Cells detect this stress through specific sensors, including PERK, IRE1, and ATF6, located in the ER membrane. Activation of these sensors initiates a signaling cascade that restores balance within the ER. For instance, PERK activation leads to a reduction in protein synthesis, easing the load on the ER, and promoting the expression of specific genes involved in stress relief.
GADD153 is strongly activated during this UPR, particularly through the PERK-eIF2α-ATF4 pathway. Its induction helps the cell adapt by increasing the production of ER chaperones, proteins that assist proper protein folding. This adaptive response clears the backlog of misfolded proteins and re-establishes the ER’s normal function.
Directing Cell Survival or Demise
While GADD153 initially helps cells cope with stress, its sustained or intense activation can shift the cell towards programmed cell death (apoptosis). It pushes the cell towards self-destruction if the stress is too severe or prolonged. This controlled demise prevents damaged cells from harming the organism.

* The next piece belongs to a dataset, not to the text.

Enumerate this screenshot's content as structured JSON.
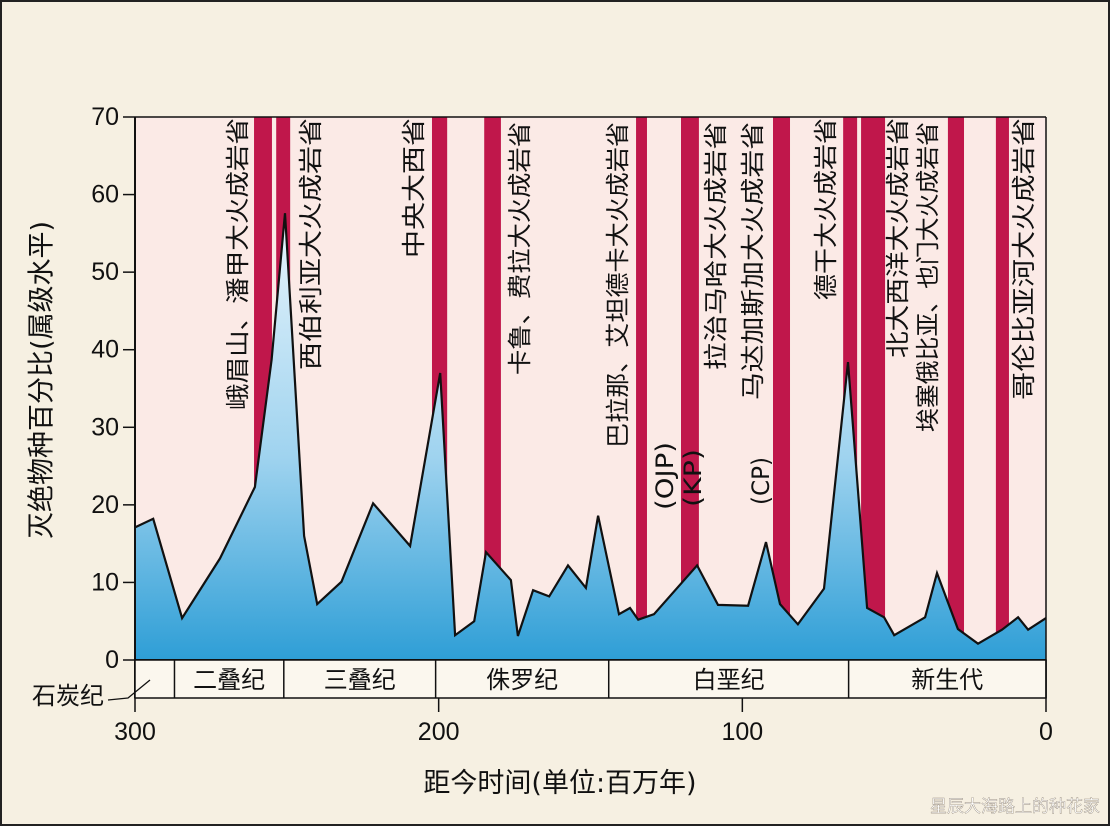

One way GADD153 promotes apoptosis is by influencing the balance of pro-apoptotic and anti-apoptotic proteins in the BCL2 family. GADD153 can downregulate the expression of anti-apoptotic proteins like BCL2, which protect the cell from death. Simultaneously, it can upregulate pro-apoptotic proteins such as BIM, BAK, and BAX, which contribute to the apoptotic cascade.
GADD153 also contributes to apoptosis by depleting cellular glutathione, a molecule protecting cells from oxidative damage. This depletion leads to an increase in reactive oxygen species, further stressing the cell and promoting its death. Its pro-apoptotic effects are also linked to inducing TRIB3, a pseudokinase that inhibits survival pathways.
Role in Various Health Conditions
Dysregulation of GADD153 activity is implicated in the progression of various diseases. For example, GADD153 has been linked to several types of cancer. In some cancers, its sustained activation can promote tumor cell death, making it a potential therapeutic target.
GADD153 also plays a role in neurodegenerative disorders such as Alzheimer’s and Parkinson’s diseases. In these conditions, chronic ER stress and subsequent GADD153 activation contribute to neuronal cell death, a hallmark of these diseases. Understanding how GADD153 contributes to neuronal loss may offer new treatment avenues.
Furthermore, GADD153 is involved in metabolic diseases like diabetes. In diabetes, ER stress in insulin-producing pancreatic beta cells can lead to their dysfunction and death, and GADD153 significantly contributes to this process. Insights into GADD153’s actions in these diverse health conditions can deepen understanding of disease mechanisms and lead to new therapeutic strategies.